The same could be said about textbooks. They are not any different than a website or a movie — the medium through which knowledge is presented is different, yes, but the knowledge is the same. Still, with the introduction of textbooks, teachers persisted. It goes without saying, of course they would stick around. Without a teacher, all that information is just meaningless facts. If in a history class one did not have a teacher to draw the line between the numerous events and people and places, the whole of history’s subtleties would be lost.
Even more disastrous is the one-sided interpretation all these media provide. One perspective does not equate to understanding. Subjective topics like history, where opinions and biases lay distributed along a broad spectrum, would be unintelligible without someone who has exposed themselves to those opinions already. A teacher’s job lies fundamentally in their ability to expose their students to a wide variety of interpretations and find ways to explain where some fall short and others pick up the slack. A website or a movie will, in most cases, offer only one avenue of understanding with no opportunity to discuss the alternatives.
In either case, those two media exist to present information. It does not captivate just because it is there. Again, this is where a professor would come in. Without the passion of a teacher whose life is the presented information, interest will not come. It won’t sprout from thin air.
Math, for example, can at times present topics that are difficult to grasp for some people. This is not to say that some people are not as intelligent as those who can self-teach, just that they need a lot of guidance to get a grip on what is taught. Without a teacher who will ensure that students “get it,” some just won’t. Without teachers who can instill their devotion for their craft into their students, some of those students will never be interested.
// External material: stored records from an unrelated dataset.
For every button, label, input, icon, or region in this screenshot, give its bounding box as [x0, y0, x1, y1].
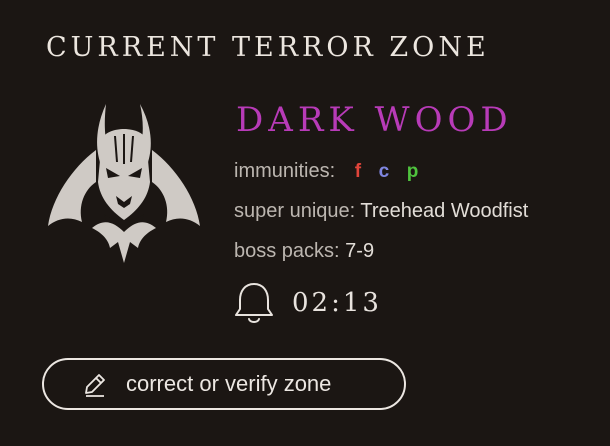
immunities-row: immunities: f c p — [234, 160, 418, 183]
countdown-timer: 02:13 — [292, 288, 382, 318]
bell-icon[interactable] — [234, 281, 274, 325]
terror-zone-card: CURRENT TERROR ZONE DARK WOOD immunities… — [0, 0, 610, 446]
poison-immunity-badge: p — [406, 161, 419, 182]
boss-packs-value: 7-9 — [345, 240, 375, 262]
card-title: CURRENT TERROR ZONE — [46, 32, 490, 63]
fire-immunity-badge: f — [354, 161, 362, 182]
immunities-label: immunities: — [234, 160, 336, 182]
pencil-icon — [85, 374, 105, 397]
timer-row: 02:13 — [234, 280, 382, 326]
verify-zone-button[interactable]: correct or verify zone — [42, 358, 406, 410]
verify-zone-label: correct or verify zone — [126, 371, 332, 396]
demon-head-icon — [48, 104, 200, 263]
cold-immunity-badge: c — [378, 161, 390, 182]
zone-name: DARK WOOD — [236, 100, 513, 140]
boss-packs-row: boss packs: 7-9 — [234, 240, 374, 263]
super-unique-value: Treehead Woodfist — [360, 200, 529, 222]
super-unique-label: super unique: — [234, 200, 356, 222]
super-unique-row: super unique: Treehead Woodfist — [234, 200, 528, 223]
boss-packs-label: boss packs: — [234, 240, 340, 262]
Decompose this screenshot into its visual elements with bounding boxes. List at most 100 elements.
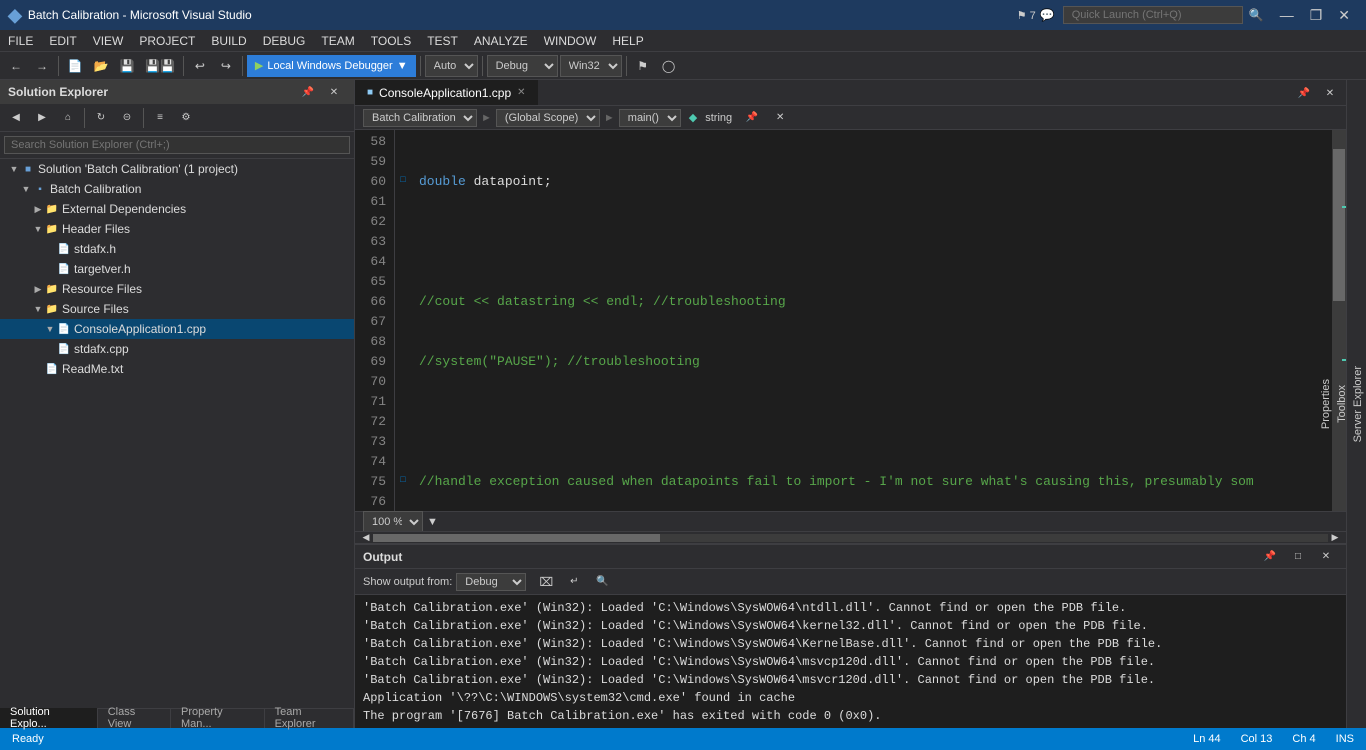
tree-header-files[interactable]: ▼ 📁 Header Files: [0, 219, 354, 239]
output-source-label: Show output from:: [363, 576, 452, 588]
undo-button[interactable]: ↩: [188, 54, 212, 78]
menu-team[interactable]: TEAM: [313, 30, 362, 52]
menu-help[interactable]: HELP: [604, 30, 651, 52]
editor-tabs: ■ ConsoleApplication1.cpp ✕ 📌 ✕: [355, 80, 1346, 106]
output-content[interactable]: 'Batch Calibration.exe' (Win32): Loaded …: [355, 595, 1346, 728]
chat-icon[interactable]: 💬: [1040, 8, 1055, 22]
h-scroll-right[interactable]: ▶: [1328, 532, 1342, 544]
se-collapse-button[interactable]: ⊝: [115, 106, 139, 130]
editor-tab-console-cpp[interactable]: ■ ConsoleApplication1.cpp ✕: [355, 80, 539, 105]
se-close-button[interactable]: ✕: [322, 83, 346, 101]
tab-close-button[interactable]: ✕: [517, 87, 525, 98]
output-close-button[interactable]: ✕: [1314, 545, 1338, 569]
menu-build[interactable]: BUILD: [203, 30, 254, 52]
breadcrumb-scope[interactable]: (Global Scope): [496, 109, 600, 127]
run-dropdown-icon[interactable]: ▼: [397, 60, 408, 72]
tab-property-manager[interactable]: Property Man...: [171, 708, 265, 728]
tree-targetver-h[interactable]: 📄 targetver.h: [0, 259, 354, 279]
vertical-scrollbar[interactable]: [1332, 130, 1346, 511]
se-back-button[interactable]: ◀: [4, 106, 28, 130]
tree-solution[interactable]: ▼ ■ Solution 'Batch Calibration' (1 proj…: [0, 159, 354, 179]
zoom-dropdown[interactable]: 100 %: [363, 511, 423, 533]
close-button[interactable]: ✕: [1330, 0, 1358, 30]
breadcrumb-symbol[interactable]: main(): [619, 109, 681, 127]
menu-edit[interactable]: EDIT: [41, 30, 84, 52]
h-scroll-track[interactable]: [373, 534, 1328, 542]
zoom-icon[interactable]: ▼: [427, 516, 438, 528]
right-tab-server-explorer[interactable]: Server Explorer: [1350, 358, 1366, 450]
tree-stdafx-h[interactable]: 📄 stdafx.h: [0, 239, 354, 259]
breadcrumb-pin[interactable]: 📌: [740, 106, 764, 130]
tree-external-deps[interactable]: ▶ 📁 External Dependencies: [0, 199, 354, 219]
se-pin-button[interactable]: 📌: [296, 83, 320, 101]
menu-file[interactable]: FILE: [0, 30, 41, 52]
tree-readme[interactable]: 📄 ReadMe.txt: [0, 359, 354, 379]
minimize-button[interactable]: —: [1272, 0, 1302, 30]
se-settings-button[interactable]: ⚙: [174, 106, 198, 130]
fold-76: [395, 490, 411, 510]
right-tab-properties[interactable]: Properties: [1318, 371, 1334, 437]
tree-console-cpp[interactable]: ▼ 📄 ConsoleApplication1.cpp: [0, 319, 354, 339]
menu-test[interactable]: TEST: [419, 30, 466, 52]
search-icon[interactable]: 🔍: [1249, 8, 1264, 22]
output-clear-button[interactable]: ⌧: [534, 570, 558, 594]
forward-button[interactable]: →: [30, 54, 54, 78]
line-num-58: 58: [363, 132, 386, 152]
scrollbar-thumb[interactable]: [1333, 149, 1345, 301]
tab-team-explorer[interactable]: Team Explorer: [265, 708, 354, 728]
fold-69: [395, 350, 411, 370]
bookmark-button[interactable]: ⚑: [631, 54, 655, 78]
back-button[interactable]: ←: [4, 54, 28, 78]
redo-button[interactable]: ↪: [214, 54, 238, 78]
se-refresh-button[interactable]: ↻: [89, 106, 113, 130]
breakpoint-button[interactable]: ◯: [657, 54, 681, 78]
editor-close-all[interactable]: ✕: [1318, 81, 1342, 105]
tree-project-label: Batch Calibration: [50, 182, 141, 196]
output-word-wrap[interactable]: ↵: [562, 570, 586, 594]
output-source-dropdown[interactable]: Debug Build General: [456, 573, 526, 591]
code-content[interactable]: double datapoint; //cout << datastring <…: [411, 130, 1332, 511]
quick-launch-input[interactable]: [1063, 6, 1243, 24]
right-tab-toolbox[interactable]: Toolbox: [1334, 377, 1350, 431]
menu-debug[interactable]: DEBUG: [255, 30, 314, 52]
se-filter-button[interactable]: ≡: [148, 106, 172, 130]
tab-class-view[interactable]: Class View: [98, 708, 171, 728]
breadcrumb-close[interactable]: ✕: [768, 106, 792, 130]
notification-icon[interactable]: ⚑ 7: [1017, 9, 1036, 22]
build-config-dropdown[interactable]: Debug Release: [487, 55, 558, 77]
line-num-69: 69: [363, 352, 386, 372]
fold-60[interactable]: □: [395, 170, 411, 190]
tree-project[interactable]: ▼ ▪ Batch Calibration: [0, 179, 354, 199]
tree-stdafx-cpp[interactable]: 📄 stdafx.cpp: [0, 339, 354, 359]
platform-dropdown[interactable]: Win32 x64: [560, 55, 622, 77]
tab-solution-explorer[interactable]: Solution Explo...: [0, 708, 98, 728]
h-scroll-left[interactable]: ◀: [359, 532, 373, 544]
menu-view[interactable]: VIEW: [85, 30, 132, 52]
menu-window[interactable]: WINDOW: [536, 30, 605, 52]
new-file-button[interactable]: 📄: [63, 54, 87, 78]
menu-analyze[interactable]: ANALYZE: [466, 30, 536, 52]
breadcrumb-file[interactable]: Batch Calibration: [363, 109, 477, 127]
open-file-button[interactable]: 📂: [89, 54, 113, 78]
output-float-button[interactable]: □: [1286, 545, 1310, 569]
fold-75[interactable]: □: [395, 470, 411, 490]
run-button[interactable]: ▶ Local Windows Debugger ▼: [247, 55, 416, 77]
se-forward-button[interactable]: ▶: [30, 106, 54, 130]
tree-source-files[interactable]: ▼ 📁 Source Files: [0, 299, 354, 319]
horizontal-scrollbar[interactable]: ◀ ▶: [355, 531, 1346, 543]
se-search-input[interactable]: [4, 136, 350, 154]
editor-pin-button[interactable]: 📌: [1292, 81, 1316, 105]
save-button[interactable]: 💾: [115, 54, 139, 78]
menu-tools[interactable]: TOOLS: [363, 30, 419, 52]
code-line-62: [419, 412, 1324, 432]
h-scroll-thumb[interactable]: [373, 534, 660, 542]
menu-project[interactable]: PROJECT: [131, 30, 203, 52]
tree-resource-files[interactable]: ▶ 📁 Resource Files: [0, 279, 354, 299]
save-all-button[interactable]: 💾💾: [141, 54, 179, 78]
restore-button[interactable]: ❐: [1302, 0, 1331, 30]
output-find-button[interactable]: 🔍: [590, 570, 614, 594]
menu-bar: FILE EDIT VIEW PROJECT BUILD DEBUG TEAM …: [0, 30, 1366, 52]
output-pin-button[interactable]: 📌: [1258, 545, 1282, 569]
se-home-button[interactable]: ⌂: [56, 106, 80, 130]
config-dropdown[interactable]: Auto: [425, 55, 478, 77]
If we regard teachers as no more than sources of information, one-dimensional spouts of knowledge, teachers are not necessary to our education anymore. Websites and movies and readings and textbooks could satisfy our educational needs from now till the end of days. But such an heinous, inaccurate interpretation of teaching ignores what it means to be a teacher. Teachers do not grab information from the internet or from a textbook to throw it back at their students with no explanation; teachers strive to instill understanding and passion for what they teach. That is the true tragedy of relying on technology for our education; such a misstep would create mindless, disinterested zombies who lack the drive to understand instead of just collect.